The American Civil Liberties Union filed a letter with the Kansas Secretary of State on Tuesday giving a 90-day notice of their intent to sue the state over the law it and other civil rights organizations consider to be unconstitutional and discriminatory.
Kris Kobach, the Kansas secretary of state, has drawn fire from voting rights advocates nationwide for his authorship of, and outspoken advocacy for, bills which require documents like a passport or a birth certificate for would-be voters in several states.
"Secretary of State Kobach is blocking thousands upon thousands of Kansas from their rightful participation in the political process," Dale Ho, the director of the ACLU's voting rights project said.
An Arizona law similar to the one which came into full effect in Kansas this January was struck down by the Supreme Court in June. In a statement emailed to 41 Action News on Tuesday afternoon, Kobach referred back to the Arizona case and vowed to defend the Kansas law.
"The Supreme Court did not hold that a state may not require proof of citizenship to register," Kobach said in the statement. "The State of Kansas takes the citizenship qualification seriously and will enforce it."
Kobach said that he was reviewing the six page letter sent by the ACLU outlining their complaints, and said the group's opposition to the Kansas law was "no surprise."
At the ACLU's office overseeing Kansas and Western Missouri, the organization's executive director accused Kobach's-- and the law's-- focus on preventing voter fraud of being politically motivated.
"Secretary of State Kobach, when he ran, made a big deal about voter fraud. Voter fraud is just non-existent. I think it is a political football, not really something based on fact," the ACLU's Kansas and Western Missouri's Executive Director Gary Brunk said. "There is no voter fraud problem in Kansas. Somebody once said there is probably as many voter fraud incidents in Kansas as certified sightings of UFO's."

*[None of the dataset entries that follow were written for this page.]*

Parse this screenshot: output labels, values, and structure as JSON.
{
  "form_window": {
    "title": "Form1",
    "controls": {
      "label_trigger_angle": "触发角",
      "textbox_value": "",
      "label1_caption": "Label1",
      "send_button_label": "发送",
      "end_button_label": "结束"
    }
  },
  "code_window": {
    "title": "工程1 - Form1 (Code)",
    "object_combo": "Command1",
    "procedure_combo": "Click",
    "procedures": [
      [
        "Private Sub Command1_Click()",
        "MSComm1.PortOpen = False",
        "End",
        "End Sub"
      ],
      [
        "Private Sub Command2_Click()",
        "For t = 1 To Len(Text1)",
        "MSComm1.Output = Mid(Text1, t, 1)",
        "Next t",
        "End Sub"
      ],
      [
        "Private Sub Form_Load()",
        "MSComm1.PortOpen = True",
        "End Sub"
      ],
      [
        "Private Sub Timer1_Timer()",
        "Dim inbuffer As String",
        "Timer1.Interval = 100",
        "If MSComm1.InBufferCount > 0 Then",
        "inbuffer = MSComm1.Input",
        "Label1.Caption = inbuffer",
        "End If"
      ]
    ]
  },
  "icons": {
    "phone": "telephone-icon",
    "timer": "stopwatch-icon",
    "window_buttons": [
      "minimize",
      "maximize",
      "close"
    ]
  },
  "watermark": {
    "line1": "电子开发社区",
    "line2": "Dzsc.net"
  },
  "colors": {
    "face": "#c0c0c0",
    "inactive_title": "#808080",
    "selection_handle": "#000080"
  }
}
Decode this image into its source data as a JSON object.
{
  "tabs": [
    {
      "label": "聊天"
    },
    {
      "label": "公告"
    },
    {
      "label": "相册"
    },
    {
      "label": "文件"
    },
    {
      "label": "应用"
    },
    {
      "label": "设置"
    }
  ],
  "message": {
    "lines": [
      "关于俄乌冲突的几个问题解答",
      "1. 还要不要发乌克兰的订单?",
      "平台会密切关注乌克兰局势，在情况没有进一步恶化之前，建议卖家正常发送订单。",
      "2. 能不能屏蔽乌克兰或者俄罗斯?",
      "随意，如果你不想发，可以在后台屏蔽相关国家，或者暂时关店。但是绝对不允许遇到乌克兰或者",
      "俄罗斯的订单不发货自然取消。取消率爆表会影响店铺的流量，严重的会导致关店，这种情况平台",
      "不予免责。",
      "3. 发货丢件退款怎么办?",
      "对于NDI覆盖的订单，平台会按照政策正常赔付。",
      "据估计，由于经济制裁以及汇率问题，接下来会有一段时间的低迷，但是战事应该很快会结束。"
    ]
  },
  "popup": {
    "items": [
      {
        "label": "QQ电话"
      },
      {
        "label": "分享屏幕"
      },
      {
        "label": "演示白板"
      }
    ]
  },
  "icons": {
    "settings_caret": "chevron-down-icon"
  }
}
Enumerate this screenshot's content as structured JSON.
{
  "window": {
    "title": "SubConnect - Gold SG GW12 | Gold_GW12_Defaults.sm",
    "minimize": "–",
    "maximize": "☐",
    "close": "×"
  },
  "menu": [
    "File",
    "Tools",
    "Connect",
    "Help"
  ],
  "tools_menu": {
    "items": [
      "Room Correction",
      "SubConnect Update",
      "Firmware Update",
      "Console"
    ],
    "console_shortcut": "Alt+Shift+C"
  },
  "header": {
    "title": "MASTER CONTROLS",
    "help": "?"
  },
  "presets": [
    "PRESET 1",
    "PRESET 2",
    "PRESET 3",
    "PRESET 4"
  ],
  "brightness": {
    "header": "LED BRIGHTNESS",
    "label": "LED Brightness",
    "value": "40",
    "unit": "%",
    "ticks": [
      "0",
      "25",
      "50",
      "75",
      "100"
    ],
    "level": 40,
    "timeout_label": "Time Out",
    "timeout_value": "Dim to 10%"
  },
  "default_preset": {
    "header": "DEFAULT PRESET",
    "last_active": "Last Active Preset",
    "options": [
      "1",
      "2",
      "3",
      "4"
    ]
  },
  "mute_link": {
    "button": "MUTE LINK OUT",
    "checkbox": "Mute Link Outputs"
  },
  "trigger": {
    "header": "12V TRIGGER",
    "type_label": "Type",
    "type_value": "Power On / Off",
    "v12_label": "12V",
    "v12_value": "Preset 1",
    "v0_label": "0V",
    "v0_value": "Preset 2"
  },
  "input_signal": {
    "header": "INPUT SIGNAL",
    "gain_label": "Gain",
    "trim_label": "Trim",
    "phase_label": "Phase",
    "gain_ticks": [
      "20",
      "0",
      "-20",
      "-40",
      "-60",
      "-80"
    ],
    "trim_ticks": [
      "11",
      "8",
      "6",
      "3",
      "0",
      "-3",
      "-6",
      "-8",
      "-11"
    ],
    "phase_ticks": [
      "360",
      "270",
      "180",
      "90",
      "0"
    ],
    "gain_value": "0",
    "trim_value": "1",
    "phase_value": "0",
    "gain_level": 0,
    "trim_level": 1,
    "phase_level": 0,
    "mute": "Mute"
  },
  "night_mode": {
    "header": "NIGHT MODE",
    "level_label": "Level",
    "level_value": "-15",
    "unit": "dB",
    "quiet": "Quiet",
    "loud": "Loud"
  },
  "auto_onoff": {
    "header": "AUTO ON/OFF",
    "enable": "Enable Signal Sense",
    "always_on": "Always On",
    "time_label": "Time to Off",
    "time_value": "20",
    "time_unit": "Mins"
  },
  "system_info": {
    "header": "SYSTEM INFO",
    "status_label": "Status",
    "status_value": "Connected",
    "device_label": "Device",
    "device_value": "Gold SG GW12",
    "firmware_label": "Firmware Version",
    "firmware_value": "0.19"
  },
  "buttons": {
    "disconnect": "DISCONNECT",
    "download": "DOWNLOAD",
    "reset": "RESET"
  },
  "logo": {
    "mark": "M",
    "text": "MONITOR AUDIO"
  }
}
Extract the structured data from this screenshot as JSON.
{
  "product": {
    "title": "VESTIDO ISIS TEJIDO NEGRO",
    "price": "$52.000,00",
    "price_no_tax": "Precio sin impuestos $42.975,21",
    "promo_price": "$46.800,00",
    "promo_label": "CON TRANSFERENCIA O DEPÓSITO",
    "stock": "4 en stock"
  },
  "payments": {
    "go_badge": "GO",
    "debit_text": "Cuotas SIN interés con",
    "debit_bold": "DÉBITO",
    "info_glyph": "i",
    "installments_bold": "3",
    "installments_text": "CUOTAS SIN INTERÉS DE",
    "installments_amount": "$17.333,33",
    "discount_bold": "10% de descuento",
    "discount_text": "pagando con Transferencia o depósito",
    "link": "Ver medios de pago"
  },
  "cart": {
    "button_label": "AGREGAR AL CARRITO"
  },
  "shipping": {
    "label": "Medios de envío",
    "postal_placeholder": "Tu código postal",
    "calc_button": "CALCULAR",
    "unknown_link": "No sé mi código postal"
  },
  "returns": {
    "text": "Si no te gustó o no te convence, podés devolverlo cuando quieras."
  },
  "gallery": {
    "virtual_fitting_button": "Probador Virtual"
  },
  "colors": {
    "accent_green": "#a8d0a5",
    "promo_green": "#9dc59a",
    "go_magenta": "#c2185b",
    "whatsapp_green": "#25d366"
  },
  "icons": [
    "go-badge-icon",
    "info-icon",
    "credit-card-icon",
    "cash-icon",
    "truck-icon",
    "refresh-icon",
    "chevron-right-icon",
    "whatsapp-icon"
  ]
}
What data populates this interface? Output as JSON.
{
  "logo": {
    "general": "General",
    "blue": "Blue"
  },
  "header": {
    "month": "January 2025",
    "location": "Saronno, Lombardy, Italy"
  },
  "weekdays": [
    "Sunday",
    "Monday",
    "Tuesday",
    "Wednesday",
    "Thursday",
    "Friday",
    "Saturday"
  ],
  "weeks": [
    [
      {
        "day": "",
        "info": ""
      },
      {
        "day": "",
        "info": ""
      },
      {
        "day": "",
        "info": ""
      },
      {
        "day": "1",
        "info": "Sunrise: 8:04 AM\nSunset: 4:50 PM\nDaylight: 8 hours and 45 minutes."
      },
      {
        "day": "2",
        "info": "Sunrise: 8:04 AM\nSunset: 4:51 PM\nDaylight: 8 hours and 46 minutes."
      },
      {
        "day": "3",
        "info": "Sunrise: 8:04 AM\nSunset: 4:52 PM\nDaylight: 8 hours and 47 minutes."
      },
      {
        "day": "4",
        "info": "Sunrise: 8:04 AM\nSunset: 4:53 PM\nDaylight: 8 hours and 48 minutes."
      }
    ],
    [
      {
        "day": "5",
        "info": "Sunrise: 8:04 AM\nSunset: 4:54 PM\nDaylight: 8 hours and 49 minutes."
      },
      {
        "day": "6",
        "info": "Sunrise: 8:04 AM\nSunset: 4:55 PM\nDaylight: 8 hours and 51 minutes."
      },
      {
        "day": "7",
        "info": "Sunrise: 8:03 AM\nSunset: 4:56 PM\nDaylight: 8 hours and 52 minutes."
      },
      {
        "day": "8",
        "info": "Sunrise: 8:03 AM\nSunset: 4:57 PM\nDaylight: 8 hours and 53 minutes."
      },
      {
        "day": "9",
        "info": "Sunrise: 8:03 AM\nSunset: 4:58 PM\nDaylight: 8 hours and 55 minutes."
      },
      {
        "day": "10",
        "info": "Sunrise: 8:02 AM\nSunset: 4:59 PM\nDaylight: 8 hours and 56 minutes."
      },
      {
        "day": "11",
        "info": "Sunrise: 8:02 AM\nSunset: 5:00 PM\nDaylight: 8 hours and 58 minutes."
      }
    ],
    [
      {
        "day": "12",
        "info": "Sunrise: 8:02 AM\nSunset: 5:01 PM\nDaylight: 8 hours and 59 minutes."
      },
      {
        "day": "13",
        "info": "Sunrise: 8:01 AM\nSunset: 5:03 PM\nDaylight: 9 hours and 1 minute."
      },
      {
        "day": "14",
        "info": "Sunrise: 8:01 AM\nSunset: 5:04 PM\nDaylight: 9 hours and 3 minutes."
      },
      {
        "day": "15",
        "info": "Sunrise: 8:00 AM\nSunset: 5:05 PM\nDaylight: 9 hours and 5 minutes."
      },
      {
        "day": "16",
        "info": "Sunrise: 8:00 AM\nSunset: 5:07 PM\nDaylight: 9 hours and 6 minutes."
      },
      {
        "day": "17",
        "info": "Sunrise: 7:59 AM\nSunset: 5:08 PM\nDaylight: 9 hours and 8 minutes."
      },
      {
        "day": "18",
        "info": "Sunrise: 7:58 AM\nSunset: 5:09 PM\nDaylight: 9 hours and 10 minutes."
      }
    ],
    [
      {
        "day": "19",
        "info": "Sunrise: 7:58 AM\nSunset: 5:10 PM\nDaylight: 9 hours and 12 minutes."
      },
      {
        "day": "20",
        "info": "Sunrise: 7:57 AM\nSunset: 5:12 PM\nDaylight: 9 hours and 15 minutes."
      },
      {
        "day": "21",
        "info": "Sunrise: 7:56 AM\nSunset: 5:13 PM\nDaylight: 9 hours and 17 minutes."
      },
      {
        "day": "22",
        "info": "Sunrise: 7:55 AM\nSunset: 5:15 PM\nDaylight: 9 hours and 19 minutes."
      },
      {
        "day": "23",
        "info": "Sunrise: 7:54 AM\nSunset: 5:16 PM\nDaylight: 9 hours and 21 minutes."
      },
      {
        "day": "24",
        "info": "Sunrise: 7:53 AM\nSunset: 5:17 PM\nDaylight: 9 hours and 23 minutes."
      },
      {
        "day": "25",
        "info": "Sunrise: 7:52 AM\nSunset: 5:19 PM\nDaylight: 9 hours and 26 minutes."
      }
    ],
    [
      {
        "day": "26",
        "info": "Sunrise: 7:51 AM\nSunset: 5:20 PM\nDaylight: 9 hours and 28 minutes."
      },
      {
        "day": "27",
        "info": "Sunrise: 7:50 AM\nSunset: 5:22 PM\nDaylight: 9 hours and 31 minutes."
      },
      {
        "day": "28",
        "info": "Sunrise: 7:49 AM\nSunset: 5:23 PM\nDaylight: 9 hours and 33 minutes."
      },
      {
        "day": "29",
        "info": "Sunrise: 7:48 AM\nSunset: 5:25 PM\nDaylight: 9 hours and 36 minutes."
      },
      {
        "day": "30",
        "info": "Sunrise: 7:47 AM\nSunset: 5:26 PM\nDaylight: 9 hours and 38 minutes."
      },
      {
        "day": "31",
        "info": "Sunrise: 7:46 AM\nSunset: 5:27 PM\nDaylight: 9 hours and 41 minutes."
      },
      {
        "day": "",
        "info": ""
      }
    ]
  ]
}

Brunk also said that problems processing citizenship documents like passports and birth certificates at Kansas DMV's have meant even legal citizens have found themselves in "suspense," the technical term for a limbo of not-quite-registered, pending approval of their documents.
The Kansas Secretary of State's office does not dispute local media reports that roughly 14,000 Kansans' registrations remain in suspense.